La parade de la Jamais Contente
La parade de la Jamais Contente © Radio France

Pourquoi le pétrole continue-t-il d’empoisonner les négociations sur le réchauffement climatique ?

Connaissez vous la Jamais Contente ? La première voiture à atteindre les 100 kilomètres à l'heure était électrique. C'était en 1899. Et elle est encore mécontente d'avoir été mise en panne par les voitures thermiques. Pourquoi ? Parce que c'était plus facile et plus rapide de remplir un réservoir avec des combustibles fossiles que de charger une batterie. Plus facile, moins compliqué, moins cher d'extraire le pétrole, le charbon, le gaz. Des énergies bienfaitrices pour l'humanité depuis la révolution industrielle - en tout cas pour la partie de l'humanité qui y a accès - mais que l'on ne soupçonnait pas au départ de renforcer l'effet de serre et de provoquer un réchauffement climatique. On ne savait pas. Maintenant on sait.

Mais nous sommes toujours dopés aux combustibles fossiles. Cette pollution écologique a eu des effets économiques incontestables : elle a créé des filières industrielles, des emplois, une hausse du niveau de vie, un accès aux soins, un allongement de l'espérance de vie... et tant de choses encore. Alors aujourd'hui quand on dit qu'il faut réduire les gaz, beaucoup comprennent que c'est un retour à l'âge pré-industriel et à la bougie. Et ça fait peur à tout le monde. Ça fait peur aussi à ceux qui vivent grâce aux technologies émettrices de gaz à effet de serre. Qu'ils soient employés, qu'ils soient rentiers. C'est tout un monde qui doit se reconvertir et c'est d'autant plus difficile que les hydrocarbures arrivent encore à être l’énergie la moins chère.

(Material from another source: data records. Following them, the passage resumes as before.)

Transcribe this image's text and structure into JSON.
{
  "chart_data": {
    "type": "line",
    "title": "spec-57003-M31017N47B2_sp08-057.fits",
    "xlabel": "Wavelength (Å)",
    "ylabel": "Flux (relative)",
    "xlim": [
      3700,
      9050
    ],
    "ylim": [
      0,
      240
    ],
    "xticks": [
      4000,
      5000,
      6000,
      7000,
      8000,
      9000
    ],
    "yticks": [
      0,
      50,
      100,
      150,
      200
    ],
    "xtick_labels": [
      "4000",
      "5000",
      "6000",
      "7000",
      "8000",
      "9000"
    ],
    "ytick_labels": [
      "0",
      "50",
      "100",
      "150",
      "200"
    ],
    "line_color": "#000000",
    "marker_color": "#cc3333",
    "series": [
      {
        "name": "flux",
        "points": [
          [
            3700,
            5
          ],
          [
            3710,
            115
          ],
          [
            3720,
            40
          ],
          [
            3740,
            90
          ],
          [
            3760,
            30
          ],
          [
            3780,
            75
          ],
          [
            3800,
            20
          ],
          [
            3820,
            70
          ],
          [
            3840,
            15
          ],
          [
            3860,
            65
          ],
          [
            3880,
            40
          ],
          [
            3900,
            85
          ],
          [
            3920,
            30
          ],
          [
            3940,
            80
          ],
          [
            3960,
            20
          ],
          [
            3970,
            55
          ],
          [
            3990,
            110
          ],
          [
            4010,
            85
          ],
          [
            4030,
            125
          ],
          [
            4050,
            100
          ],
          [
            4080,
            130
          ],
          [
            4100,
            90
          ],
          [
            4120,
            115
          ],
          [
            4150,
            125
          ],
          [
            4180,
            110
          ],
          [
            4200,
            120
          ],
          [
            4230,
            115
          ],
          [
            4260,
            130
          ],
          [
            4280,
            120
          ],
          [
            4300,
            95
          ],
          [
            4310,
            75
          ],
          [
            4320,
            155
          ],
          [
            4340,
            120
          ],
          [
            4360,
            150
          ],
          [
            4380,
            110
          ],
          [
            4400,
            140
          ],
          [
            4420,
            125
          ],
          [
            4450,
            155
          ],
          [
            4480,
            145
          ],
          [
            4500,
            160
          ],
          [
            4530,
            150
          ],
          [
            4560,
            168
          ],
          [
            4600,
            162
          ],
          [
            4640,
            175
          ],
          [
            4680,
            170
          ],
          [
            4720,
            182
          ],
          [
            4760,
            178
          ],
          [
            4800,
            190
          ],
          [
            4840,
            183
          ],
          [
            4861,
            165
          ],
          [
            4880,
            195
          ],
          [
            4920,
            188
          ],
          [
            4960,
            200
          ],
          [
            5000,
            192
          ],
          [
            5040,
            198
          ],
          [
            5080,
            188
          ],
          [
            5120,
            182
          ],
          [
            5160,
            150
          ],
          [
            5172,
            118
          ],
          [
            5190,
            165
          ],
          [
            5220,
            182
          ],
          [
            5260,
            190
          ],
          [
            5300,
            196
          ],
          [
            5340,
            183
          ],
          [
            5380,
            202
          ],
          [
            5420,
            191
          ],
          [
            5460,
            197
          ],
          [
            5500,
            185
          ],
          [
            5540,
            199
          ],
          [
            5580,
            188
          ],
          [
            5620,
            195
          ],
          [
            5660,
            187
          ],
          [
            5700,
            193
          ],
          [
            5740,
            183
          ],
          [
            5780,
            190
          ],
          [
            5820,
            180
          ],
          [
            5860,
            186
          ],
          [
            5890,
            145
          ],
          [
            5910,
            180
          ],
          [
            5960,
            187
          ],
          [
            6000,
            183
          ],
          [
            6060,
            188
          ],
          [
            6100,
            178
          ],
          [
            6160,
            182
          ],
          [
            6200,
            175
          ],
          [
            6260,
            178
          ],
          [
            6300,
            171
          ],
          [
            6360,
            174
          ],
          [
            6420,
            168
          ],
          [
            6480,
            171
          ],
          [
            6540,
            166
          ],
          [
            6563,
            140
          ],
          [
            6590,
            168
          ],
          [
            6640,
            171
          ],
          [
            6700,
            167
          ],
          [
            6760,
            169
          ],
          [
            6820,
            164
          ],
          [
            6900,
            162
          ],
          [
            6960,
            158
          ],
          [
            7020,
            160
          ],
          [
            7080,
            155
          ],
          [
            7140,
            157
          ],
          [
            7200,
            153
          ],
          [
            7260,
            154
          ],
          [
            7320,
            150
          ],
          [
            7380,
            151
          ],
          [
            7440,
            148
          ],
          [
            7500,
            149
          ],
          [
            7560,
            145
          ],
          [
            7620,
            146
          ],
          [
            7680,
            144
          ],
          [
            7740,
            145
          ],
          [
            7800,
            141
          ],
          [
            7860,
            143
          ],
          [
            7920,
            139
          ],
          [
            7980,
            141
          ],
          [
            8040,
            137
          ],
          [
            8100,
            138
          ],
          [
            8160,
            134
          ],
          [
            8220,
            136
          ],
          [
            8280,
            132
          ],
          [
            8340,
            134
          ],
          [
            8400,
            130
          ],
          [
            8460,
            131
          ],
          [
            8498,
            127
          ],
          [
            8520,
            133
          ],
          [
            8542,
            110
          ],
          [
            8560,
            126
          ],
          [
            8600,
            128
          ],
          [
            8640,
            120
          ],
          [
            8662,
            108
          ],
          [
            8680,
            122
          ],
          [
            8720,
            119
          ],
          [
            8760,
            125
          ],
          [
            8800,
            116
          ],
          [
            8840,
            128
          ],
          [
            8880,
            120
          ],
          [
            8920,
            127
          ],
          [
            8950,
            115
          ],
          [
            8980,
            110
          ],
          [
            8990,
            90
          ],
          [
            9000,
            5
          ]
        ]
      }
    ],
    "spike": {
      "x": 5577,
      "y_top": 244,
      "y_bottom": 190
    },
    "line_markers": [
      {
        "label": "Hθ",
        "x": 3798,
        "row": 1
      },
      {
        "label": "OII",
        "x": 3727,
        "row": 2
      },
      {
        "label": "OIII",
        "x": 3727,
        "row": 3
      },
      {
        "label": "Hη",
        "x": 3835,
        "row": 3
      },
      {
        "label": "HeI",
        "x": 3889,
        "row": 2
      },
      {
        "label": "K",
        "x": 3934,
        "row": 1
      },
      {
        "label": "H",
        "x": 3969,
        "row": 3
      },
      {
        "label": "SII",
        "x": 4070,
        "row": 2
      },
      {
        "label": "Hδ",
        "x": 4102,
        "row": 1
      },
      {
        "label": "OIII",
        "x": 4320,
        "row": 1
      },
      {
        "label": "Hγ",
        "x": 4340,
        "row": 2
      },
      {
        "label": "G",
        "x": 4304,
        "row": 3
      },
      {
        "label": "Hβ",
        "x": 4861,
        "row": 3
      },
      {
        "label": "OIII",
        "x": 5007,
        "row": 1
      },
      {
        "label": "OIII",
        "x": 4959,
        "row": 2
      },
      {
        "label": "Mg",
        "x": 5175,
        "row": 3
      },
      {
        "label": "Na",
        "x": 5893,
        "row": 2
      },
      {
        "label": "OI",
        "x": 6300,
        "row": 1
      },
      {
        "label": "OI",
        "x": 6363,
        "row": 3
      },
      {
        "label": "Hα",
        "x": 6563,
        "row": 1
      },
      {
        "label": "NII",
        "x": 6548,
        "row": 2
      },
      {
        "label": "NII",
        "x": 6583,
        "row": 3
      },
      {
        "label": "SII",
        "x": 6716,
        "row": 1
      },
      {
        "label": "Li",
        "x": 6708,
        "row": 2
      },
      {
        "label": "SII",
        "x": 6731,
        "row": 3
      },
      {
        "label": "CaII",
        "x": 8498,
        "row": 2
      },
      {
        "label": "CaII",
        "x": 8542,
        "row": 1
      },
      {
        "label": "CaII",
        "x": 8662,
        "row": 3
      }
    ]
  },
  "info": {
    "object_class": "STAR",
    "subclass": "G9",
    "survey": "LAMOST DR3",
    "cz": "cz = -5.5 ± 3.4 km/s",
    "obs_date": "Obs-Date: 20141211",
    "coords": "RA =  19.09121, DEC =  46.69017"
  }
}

Parce que bien souvent elle est largement subventionnée.

Et parce qu'on ne leur fait pas payer leur impact sur le climat. L'histoire de l'humanité c'est une route vers le progrès. Une route qui change de direction brutalement et souvent par faute d'anticipation. Le bassin minier lorrain a été abandonné parce qu'il n'était plus rentable économiquement. Les employés se sont retrouvés sur le carreau. Chômage. Désespoirs alors que si l'on avait anticipé on aurait pu les former à de nouveaux emplois. Et là on persiste dans les mêmes erreurs. Plutôt que de prévoir cette révolution sans carbone on attend. Et tout le monde a peur et se cramponne à ce qui existe quand il faut inventer autre chose.

Et quand l'Arabie Saoudite s'engage - c'était hier - à réduire ses émissions de gaz à effet de serre, cela ne signifie pas qu'elle renonce à vendre son pétrole. Et cela ne signifie pas que les pays vont renoncer à l'acheter.